Chester hospital: Nurse Lucy Letby poisoned babies in with insulin; trial told
Lucy Letby has been accused of murdering five baby boys and two girls and attempting to murder ten other babies at Countess of Chester hospital.
Nick Johnson KC, prosecuting, said she was a "constant malevolent presence" in the hospital's neonatal unit.
Ms Letby, 32, of Hereford, denies 22 charges at Manchester Crown Court.
Jurors heard Ms Letby is alleged to have tried to kill one child three times, while another died due to being injected with air.
Family members of some of the babies concerned in the case were present in the court as Mr Johnson opened the prosecution.
He said the Chester institution was a "busy general hospital like many others in the UK".
However, he said that "unlike many other hospitals, within the neonatal unit at the Countess of Chester Hospital, a poisoner was at work".
“Before January 2015, the statistics for the mortality of babies in the neo-natal unit at the Countess of Chester were comparable to other like units," he said.
"However, over the next 18 months or so, there was a significant rise in the number of babies who were dying and in the number of serious catastrophic collapses."
He said the increases were noticed by hospital consultants, who were concerned that "babies who were dying had deteriorated unexpectedly".
Medics also noted that babies who had collapsed "did not respond to appropriate and timely resuscitation" and that others "collapsed dramatically, but then, equally dramatically, recovered".

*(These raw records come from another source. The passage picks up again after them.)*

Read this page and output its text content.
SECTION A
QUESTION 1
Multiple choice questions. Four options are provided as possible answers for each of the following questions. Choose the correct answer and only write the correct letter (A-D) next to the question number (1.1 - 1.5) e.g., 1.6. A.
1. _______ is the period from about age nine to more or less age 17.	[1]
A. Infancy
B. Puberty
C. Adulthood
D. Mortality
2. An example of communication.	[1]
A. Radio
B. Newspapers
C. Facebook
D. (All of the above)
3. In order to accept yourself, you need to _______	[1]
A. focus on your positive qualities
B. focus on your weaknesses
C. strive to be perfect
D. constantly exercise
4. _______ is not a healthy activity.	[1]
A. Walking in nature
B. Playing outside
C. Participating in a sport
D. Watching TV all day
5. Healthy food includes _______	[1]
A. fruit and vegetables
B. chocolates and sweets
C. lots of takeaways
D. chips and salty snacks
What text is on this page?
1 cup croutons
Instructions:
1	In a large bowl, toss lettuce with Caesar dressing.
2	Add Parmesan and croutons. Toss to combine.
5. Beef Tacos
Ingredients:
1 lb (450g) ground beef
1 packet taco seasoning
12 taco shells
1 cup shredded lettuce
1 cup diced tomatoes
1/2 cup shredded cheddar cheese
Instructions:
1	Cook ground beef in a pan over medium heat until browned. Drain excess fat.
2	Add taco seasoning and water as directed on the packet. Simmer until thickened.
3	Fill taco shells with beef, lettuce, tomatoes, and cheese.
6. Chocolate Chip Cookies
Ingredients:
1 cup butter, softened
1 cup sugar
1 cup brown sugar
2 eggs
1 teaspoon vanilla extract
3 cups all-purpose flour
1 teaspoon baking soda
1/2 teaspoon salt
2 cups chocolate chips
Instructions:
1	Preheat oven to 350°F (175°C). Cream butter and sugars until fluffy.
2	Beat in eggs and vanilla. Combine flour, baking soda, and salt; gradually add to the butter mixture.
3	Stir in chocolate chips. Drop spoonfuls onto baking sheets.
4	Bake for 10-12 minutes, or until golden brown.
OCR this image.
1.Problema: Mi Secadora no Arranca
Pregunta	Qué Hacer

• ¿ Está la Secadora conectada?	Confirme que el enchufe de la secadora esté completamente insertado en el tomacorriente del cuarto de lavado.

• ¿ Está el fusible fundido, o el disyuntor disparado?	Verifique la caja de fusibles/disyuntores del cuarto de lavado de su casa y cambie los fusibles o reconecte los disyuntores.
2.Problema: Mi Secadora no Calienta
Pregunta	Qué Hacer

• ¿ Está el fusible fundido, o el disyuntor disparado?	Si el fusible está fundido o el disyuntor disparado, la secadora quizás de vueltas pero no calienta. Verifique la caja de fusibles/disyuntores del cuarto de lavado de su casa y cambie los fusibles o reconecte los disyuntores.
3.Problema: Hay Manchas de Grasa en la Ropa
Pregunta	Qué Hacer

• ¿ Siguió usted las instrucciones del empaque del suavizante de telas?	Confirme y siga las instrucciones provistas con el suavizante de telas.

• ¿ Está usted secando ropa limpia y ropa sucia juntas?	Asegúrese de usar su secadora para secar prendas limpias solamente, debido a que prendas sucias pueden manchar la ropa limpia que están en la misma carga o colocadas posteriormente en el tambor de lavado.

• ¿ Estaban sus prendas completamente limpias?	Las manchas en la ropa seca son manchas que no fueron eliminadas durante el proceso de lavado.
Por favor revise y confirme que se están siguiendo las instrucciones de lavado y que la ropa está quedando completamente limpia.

"Having searched for a cause, which they were unable to find, the consultants noticed that the inexplicable collapses and deaths did have one common denominator," he said.
"The presence of one of the neonatal nurses and that nurse was Lucy Letby."
Mr Johnson told the court that as medics could not account for the collapses and deaths, police were called in and conducted a "painstaking review".
"That review suggests in the period between mid-2015 and the middle of 2016, somebody in the neonatal unit poisoned two children with insulin," he said.
"The prosecution say the only reasonable conclusion to be drawn from the evidence you will hear is that somebody poisoned these babies deliberately with insulin."
Among several cases detailed by the barrister, he told the jury that both babies were boys and both born as twins - but not to each other - and were poisoned within a few days of being born.
Mr Johnson said their blood sugar levels dropped to dangerous levels.
But the babies - identified only as child F and child L - survived due to the skill of medical staff who appreciated low blood sugar can have natural causes, he said.
"What the medical staff did not realise was that in both cases, was the result of someone poisoning them with insulin," he added.
The prosecutor said nobody would think somebody would be trying to kill babies in a neonatal unit.